Gabi

Personal information
- Full name: Gabriel José Pinto Couto
- Date of birth: 20 March 1981 (age 44)
- Place of birth: Fiães, Portugal
- Height: 1.72 m (5 ft 8 in)
- Position(s): Midfielder

Youth career
- 1992–2000: Fiães

Senior career*
- Years: Team / Apps / (Gls)
- 2000–2006: Fiães / 52 / (6)
- 2006–2009: Feirense / 77 / (11)
- 2009–2011: Santa Clara / 51 / (1)
- 2011–2012: Covilhã / 30 / (5)
- 2012–2013: Arouca / 29 / (3)
- 2013–2014: Penafiel / 35 / (4)
- 2014–2015: Nea Salamina / 13 / (1)
- 2015: Academico Viseu / 13 / (1)
- 2015–2016: Estarreja / 13 / (0)
- 2016–2018: UD Oliveirense / 32 / (0)

= Gabi (footballer, born 1981) =

Portuguese footballer

Gabriel José Pinto Couto (born 20 March 1981), simply known as Gabi is a Portuguese retired footballer who played as a midfielder.

==Football career==
Born in Fiães, Santa Maria da Feira, Gabi began in the lower leagues with Fiães S.C. before moving to C.D. Feirense in the second tier.

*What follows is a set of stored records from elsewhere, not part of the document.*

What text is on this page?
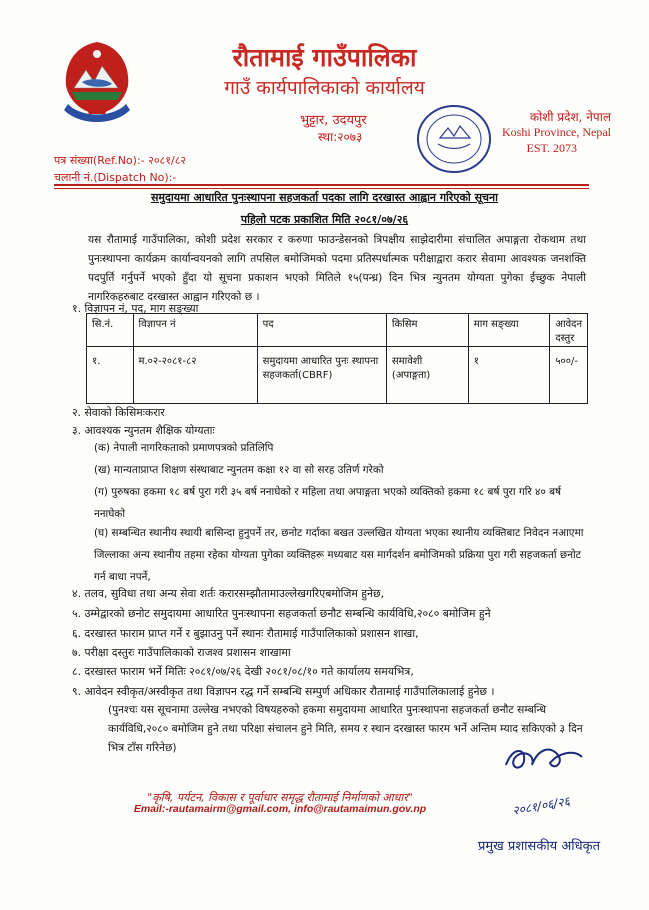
रौतामाई गाउँपालिका
गाउँ कार्यपालिकाको कार्यालय
भुट्टार, उदयपुर
स्था:२०७३
कोशी प्रदेश, नेपाल
Koshi Province, Nepal
EST. 2073
पत्र संख्या(Ref.No):- २०८१/८२
चलानी नं.(Dispatch No):-
समुदायमा आधारित पुनःस्थापना सहजकर्ता पदका लागि दरखास्त आह्वान गरिएको सूचना
पहिलो पटक प्रकाशित मिति २०८१/०७/२६
यस रौतामाई गाउँपालिका, कोशी प्रदेश सरकार र करुणा फाउन्डेसनको त्रिपक्षीय साझेदारीमा संचालित अपाङ्गता रोकथाम तथा पुनःस्थापना कार्यक्रम कार्यान्वयनको लागि तपसिल बमोजिमको पदमा प्रतिस्पर्धात्मक परीक्षाद्वारा करार सेवामा आवश्यक जनशक्ति पदपुर्ति गर्नुपर्ने भएको हुँदा यो सूचना प्रकाशन भएको मितिले १५(पन्ध्र) दिन भित्र न्युनतम योग्यता पुगेका ईच्छुक नेपाली नागरिकहरुबाट दरखास्त आह्वान गरिएको छ ।
१. विज्ञापन नं, पद, माग सङ्ख्या
सि.नं.	विज्ञापन नं	पद	किसिम	माग सङ्ख्या	आवेदन दस्तुर
१.	म.०२-२०८१-८२	समुदायमा आधारित पुनः स्थापना सहजकर्ता(CBRF)	समावेशी (अपाङ्गता)	१	५००/-
२. सेवाको किसिमःकरार
३. आवश्यक न्युनतम शैक्षिक योग्यताः
(क) नेपाली नागरिकताको प्रमाणपत्रको प्रतिलिपि
(ख) मान्यताप्राप्त शिक्षण संस्थाबाट न्युनतम कक्षा १२ वा सो सरह उतिर्ण गरेको
(ग) पुरुषका हकमा १८ बर्ष पुरा गरी ३५ बर्ष ननाघेको र महिला तथा अपाङ्गता भएको व्यक्तिको हकमा १८ बर्ष पुरा गरि ४० बर्ष ननाघेको
(घ) सम्बन्धित स्थानीय स्थायी बासिन्दा हुनुपर्ने तर, छनोट गर्दाका बखत उल्लखित योग्यता भएका स्थानीय व्यक्तिबाट निवेदन नआएमा जिल्लाका अन्य स्थानीय तहमा रहेका योग्यता पुगेका व्यक्तिहरू मध्यबाट यस मार्गदर्शन बमोजिमको प्रक्रिया पुरा गरी सहजकर्ता छनोट गर्न बाधा नपर्ने,
४. तलव, सुविधा तथा अन्य सेवा शर्तः करारसम्झौतामाउल्लेखगरिएबमोजिम हुनेछ,
५. उम्मेद्वारको छनोट समुदायमा आधारित पुनःस्थापना सहजकर्ता छनौट सम्बन्धि कार्यविधि,२०८० बमोजिम हुने
६. दरखास्त फाराम प्राप्त गर्ने र बुझाउनु पर्ने स्थानः रौतामाई गाउँपालिकाको प्रशासन शाखा,
७. परीक्षा दस्तुरः गाउँपालिकाको राजश्व प्रशासन शाखामा
८. दरखास्त फाराम भर्ने मितिः २०८१/०७/२६ देखी २०८१/०८/१० गते कार्यालय समयभित्र,
९. आवेदन स्वीकृत/अस्वीकृत तथा विज्ञापन रद्ध गर्ने सम्बन्धि सम्पुर्ण अधिकार रौतामाई गाउँपालिकालाई हुनेछ ।
(पुनश्चः यस सूचनामा उल्लेख नभएको विषयहरुको हकमा समुदायमा आधारित पुनःस्थापना सहजकर्ता छनौट सम्बन्धि कार्यविधि,२०८० बमोजिम हुने तथा परिक्षा संचालन हुने मिति, समय र स्थान दरखास्त फारम भर्ने अन्तिम म्याद सकिएको ३ दिन भित्र टाँस गरिनेछ)
"कृषि, पर्यटन, विकास र पूर्वाधार समृद्ध रौतामाई निर्माणको आधार"
Email:-rautamairm@gmail.com, info@rautamaimun.gov.np	२०८१/०६/२६
प्रमुख प्रशासकीय अधिकृत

He spent most of his career at that level with seven clubs, making 241 appearances and scoring 25 goals.

In July 2014, Gabi moved abroad for the only time in his career, from newly promoted Primeira Liga side F.C. Penafiel to Nea Salamis Famagusta FC of the Cypriot First Division. Six months later he was back in his country's second division, with Académico de Viseu FC.